For instance, think about where your competitive edge will come from. For many entrepreneurs, it’s the assets you create, such as your original products or concepts. These are what makes a business unique, and they’re likely to be some of the most valuable assets you own. The purpose of this article is to ensure that you are well-versed in the safety of your company and what will soon become your intellectual property.
What intellectual property means for small businesses
Intellectual property (IP) is a form of intangible (i.e. non-physical) property. It refers to ‘creations of the mind’: inventions, industrial designs, names, written work, imagery, symbols, and a host of other items that are both unique and existing.
For instance, a simple idea for a new app is not IP. But the written plans for it, the prototype version, and the app itself are all IP assets. With any type of property ownership comes certain rights. It belongs to you, so you should control how it is used and who uses it. IP law might seem like a minefield at first glance but at heart, it’s about trying to ensure that these rights are recognised and respected.

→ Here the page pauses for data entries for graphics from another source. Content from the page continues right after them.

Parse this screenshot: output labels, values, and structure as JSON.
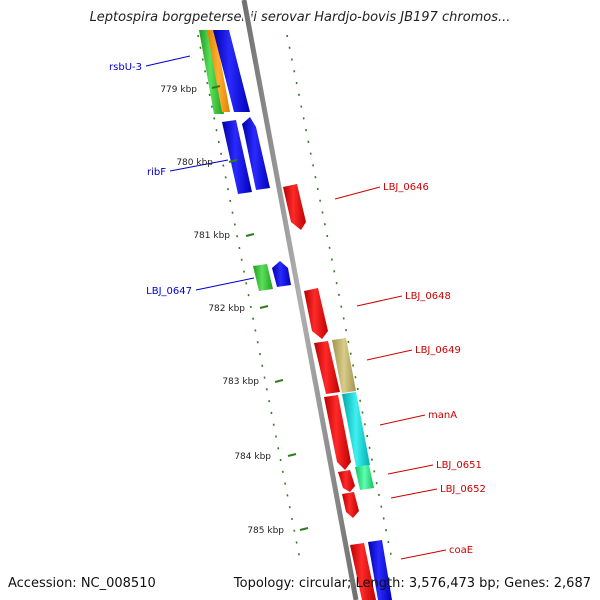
{
  "title": "Leptospira borgpetersenii serovar Hardjo-bovis JB197 chromos...",
  "footer": {
    "accession": "Accession: NC_008510",
    "summary": "Topology: circular; Length: 3,576,473 bp; Genes: 2,687"
  },
  "colors": {
    "backbone": "#8c8c8c",
    "tick": "#2e7d1e",
    "forward_label": "#0000cc",
    "reverse_label": "#cc0000"
  },
  "kbp_ticks": [
    "779 kbp",
    "780 kbp",
    "781 kbp",
    "782 kbp",
    "783 kbp",
    "784 kbp",
    "785 kbp"
  ],
  "gene_labels": [
    {
      "text": "rsbU-3",
      "strand": "forward"
    },
    {
      "text": "ribF",
      "strand": "forward"
    },
    {
      "text": "LBJ_0647",
      "strand": "forward"
    },
    {
      "text": "LBJ_0646",
      "strand": "reverse"
    },
    {
      "text": "LBJ_0648",
      "strand": "reverse"
    },
    {
      "text": "LBJ_0649",
      "strand": "reverse"
    },
    {
      "text": "manA",
      "strand": "reverse"
    },
    {
      "text": "LBJ_0651",
      "strand": "reverse"
    },
    {
      "text": "LBJ_0652",
      "strand": "reverse"
    },
    {
      "text": "coaE",
      "strand": "reverse"
    }
  ]
}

How this is done depends on the type of asset you are trying to protect.
To give you a better understanding of this, let’s take a closer look at the main categories of IP and what you need to do to protect your business.

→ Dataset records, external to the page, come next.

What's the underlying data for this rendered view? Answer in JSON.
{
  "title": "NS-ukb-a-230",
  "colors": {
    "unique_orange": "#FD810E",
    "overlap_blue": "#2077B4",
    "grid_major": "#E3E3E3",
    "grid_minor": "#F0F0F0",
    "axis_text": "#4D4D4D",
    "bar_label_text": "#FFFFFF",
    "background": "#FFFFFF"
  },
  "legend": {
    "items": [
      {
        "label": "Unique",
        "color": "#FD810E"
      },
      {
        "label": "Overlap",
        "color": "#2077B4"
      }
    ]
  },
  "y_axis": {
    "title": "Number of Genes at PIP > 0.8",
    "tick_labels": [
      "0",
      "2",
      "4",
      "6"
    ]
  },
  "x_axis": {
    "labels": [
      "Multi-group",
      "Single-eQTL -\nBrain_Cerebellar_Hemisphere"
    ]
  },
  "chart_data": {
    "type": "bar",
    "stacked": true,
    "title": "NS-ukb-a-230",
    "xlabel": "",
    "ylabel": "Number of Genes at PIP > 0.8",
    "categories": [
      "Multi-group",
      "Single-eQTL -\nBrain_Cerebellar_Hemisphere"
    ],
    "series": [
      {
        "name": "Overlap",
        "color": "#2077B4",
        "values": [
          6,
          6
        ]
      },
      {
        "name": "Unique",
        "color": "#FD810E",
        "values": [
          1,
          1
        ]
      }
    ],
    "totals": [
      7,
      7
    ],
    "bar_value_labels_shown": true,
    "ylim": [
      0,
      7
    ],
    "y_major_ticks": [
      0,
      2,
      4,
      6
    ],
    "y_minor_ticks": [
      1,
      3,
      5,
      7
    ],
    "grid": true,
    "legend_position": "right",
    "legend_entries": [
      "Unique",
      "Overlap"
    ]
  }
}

A trademark is a unique means of identification relating to your business. It could consist of words, a symbol, sounds or colours, or perhaps a combination of any of these. It could even be your business name, the name of a particular product or service, a logo, or a marketing slogan. Nike’s trademark slogan ‘Just Do It’ and the Intel 4-note jingle are two great examples.
The easiest way to protect a trademark is by registering it with the UK Intellectual Property Office, which can be done online. Bear in mind that it must be distinctive and non-offensive, though. Beforehand, check the trademarks database to ensure that your intended trademark has not been taken already.

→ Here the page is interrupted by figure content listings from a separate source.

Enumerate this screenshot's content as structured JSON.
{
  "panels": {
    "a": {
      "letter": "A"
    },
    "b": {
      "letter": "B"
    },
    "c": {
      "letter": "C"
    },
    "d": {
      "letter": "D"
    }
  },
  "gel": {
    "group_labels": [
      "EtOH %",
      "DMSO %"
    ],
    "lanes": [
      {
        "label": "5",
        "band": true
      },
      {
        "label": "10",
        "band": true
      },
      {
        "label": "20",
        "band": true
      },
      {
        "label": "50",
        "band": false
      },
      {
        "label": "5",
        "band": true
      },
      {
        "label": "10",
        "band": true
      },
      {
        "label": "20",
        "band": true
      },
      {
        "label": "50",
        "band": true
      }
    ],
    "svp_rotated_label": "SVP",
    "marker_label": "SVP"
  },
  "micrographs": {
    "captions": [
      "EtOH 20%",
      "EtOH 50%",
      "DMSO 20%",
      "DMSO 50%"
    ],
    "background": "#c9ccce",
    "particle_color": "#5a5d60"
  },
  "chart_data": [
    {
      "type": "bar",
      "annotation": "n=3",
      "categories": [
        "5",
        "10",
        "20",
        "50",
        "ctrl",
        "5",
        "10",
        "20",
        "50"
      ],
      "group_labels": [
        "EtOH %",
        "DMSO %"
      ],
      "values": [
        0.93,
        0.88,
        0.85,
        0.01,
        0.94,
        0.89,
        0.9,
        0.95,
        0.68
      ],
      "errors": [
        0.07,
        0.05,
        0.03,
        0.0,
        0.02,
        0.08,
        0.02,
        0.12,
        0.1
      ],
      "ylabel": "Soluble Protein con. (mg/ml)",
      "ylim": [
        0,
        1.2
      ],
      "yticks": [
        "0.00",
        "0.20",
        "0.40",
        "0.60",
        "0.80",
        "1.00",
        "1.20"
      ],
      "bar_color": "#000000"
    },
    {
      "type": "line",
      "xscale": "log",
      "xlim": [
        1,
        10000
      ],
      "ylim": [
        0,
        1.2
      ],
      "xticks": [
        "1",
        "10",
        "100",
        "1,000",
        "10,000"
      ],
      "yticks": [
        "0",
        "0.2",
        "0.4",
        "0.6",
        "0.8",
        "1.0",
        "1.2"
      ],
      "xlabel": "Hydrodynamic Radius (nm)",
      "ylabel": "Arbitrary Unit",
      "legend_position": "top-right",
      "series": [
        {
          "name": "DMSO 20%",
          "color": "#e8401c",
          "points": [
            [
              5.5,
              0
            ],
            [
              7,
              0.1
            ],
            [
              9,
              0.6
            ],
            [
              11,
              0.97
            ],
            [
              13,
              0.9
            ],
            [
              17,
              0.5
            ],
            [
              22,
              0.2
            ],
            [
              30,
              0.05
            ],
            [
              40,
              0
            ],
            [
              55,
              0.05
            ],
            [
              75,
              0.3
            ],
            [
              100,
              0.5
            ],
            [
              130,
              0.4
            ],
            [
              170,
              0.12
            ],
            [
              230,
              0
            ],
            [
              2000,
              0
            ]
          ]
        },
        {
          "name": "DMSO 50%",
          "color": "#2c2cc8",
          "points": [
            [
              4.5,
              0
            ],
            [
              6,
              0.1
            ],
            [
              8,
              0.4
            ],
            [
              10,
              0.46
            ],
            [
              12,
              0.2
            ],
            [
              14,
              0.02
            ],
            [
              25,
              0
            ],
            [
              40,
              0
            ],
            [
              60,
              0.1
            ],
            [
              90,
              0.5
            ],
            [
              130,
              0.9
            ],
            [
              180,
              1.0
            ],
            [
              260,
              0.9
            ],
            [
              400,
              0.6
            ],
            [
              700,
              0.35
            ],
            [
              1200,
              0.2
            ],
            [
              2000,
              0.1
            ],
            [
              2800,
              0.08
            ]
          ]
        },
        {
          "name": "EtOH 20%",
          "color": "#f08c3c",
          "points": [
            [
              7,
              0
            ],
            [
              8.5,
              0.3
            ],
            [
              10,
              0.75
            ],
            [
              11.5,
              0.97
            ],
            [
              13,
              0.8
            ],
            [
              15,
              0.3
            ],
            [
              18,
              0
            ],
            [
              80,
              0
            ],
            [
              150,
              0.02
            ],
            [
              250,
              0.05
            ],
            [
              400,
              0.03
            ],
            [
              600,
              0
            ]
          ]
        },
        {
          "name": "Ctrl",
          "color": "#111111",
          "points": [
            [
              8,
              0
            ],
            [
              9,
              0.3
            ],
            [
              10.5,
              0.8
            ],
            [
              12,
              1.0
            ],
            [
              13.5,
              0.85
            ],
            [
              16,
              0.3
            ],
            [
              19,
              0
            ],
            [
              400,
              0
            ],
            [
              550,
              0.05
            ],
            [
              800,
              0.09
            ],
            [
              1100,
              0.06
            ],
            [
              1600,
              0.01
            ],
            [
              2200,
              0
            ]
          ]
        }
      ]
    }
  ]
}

Once it is registered, you are entitled to put the ® symbol next to the protected mark to ward off possible imitators. You can also point to the fact of registration to prevent anyone else using the mark — or something very similar to it.
For any startup, the business name tends to come top of the list of assets to protect. Even if you are not ready to register a trademark, or to even begin trading just yet, it’s worth registering as a dormant company in that name. It’s quick, easy to do, and prevents anyone else doing it. Likewise, registering a domain name effectively reserves that website address for your use.
This relates to ‘inventions’. To qualify for a patent, an invention must be novel and have a commercial or industrial use. This could be a completely new product, for instance. It could also be a new method for creating a product or of achieving a certain end result such as a new manufacturing process.
A UK patent can effectively give you a monopoly for the use of it for up to 20 years. According to the Intellectual Property Office (IPO), only 1 in 20 applicants achieves a patent without professional help. Applying for one is a highly specialist process and can take as long as 5 years, for instance. So, if you realise you might have an original invention on your hands, it’s important to approach an IP lawyer as soon as possible. Many offer an initial cost-free consultation which can prove invaluable in weighing up your options.
Often, it’s not the way it works, but the way in which an item looks that makes it innovative and establishes it as being a creation of your business. It is important to protect your creation through asserting and preserving your design rights. This applies to the look, shape, configuration, and decoration relating to your products.
Registering your unique design with the IPO gives you the right to stop others from using it for up to 25 years. Once registered, if you discover that someone else has copied it, registration makes it more straightforward to take legal action against those copycats.
This is primarily designed to protect artistic works but it can be extremely useful for ‘non-creative’ businesses, too. For example, copyright can cover various aspects of a business. It can apply to the original content on your company’s website, photographs, trade brochures, instruction manuals, and informational videos you might have produced.
There is no process of copyright registration in the UK unfortunately. However, it’s good practice to assert your rights publicly to ward off imitators. For instance, consider a standard footer on your website along the following lines: “This website and its content is copyright of [your business name] © – [your business name] [year]. All rights reserved.”
If you spot that you’ve been ripped off, a strongly worded letter from a solicitor is often all that is needed to cause them to cease and desist; never underestimate the power of a few well chosen words. Failing this, court proceedings are the ultimate remedy. This could include a possible injunction forcing them to remove the offending item, so there are a number of routes you can go down.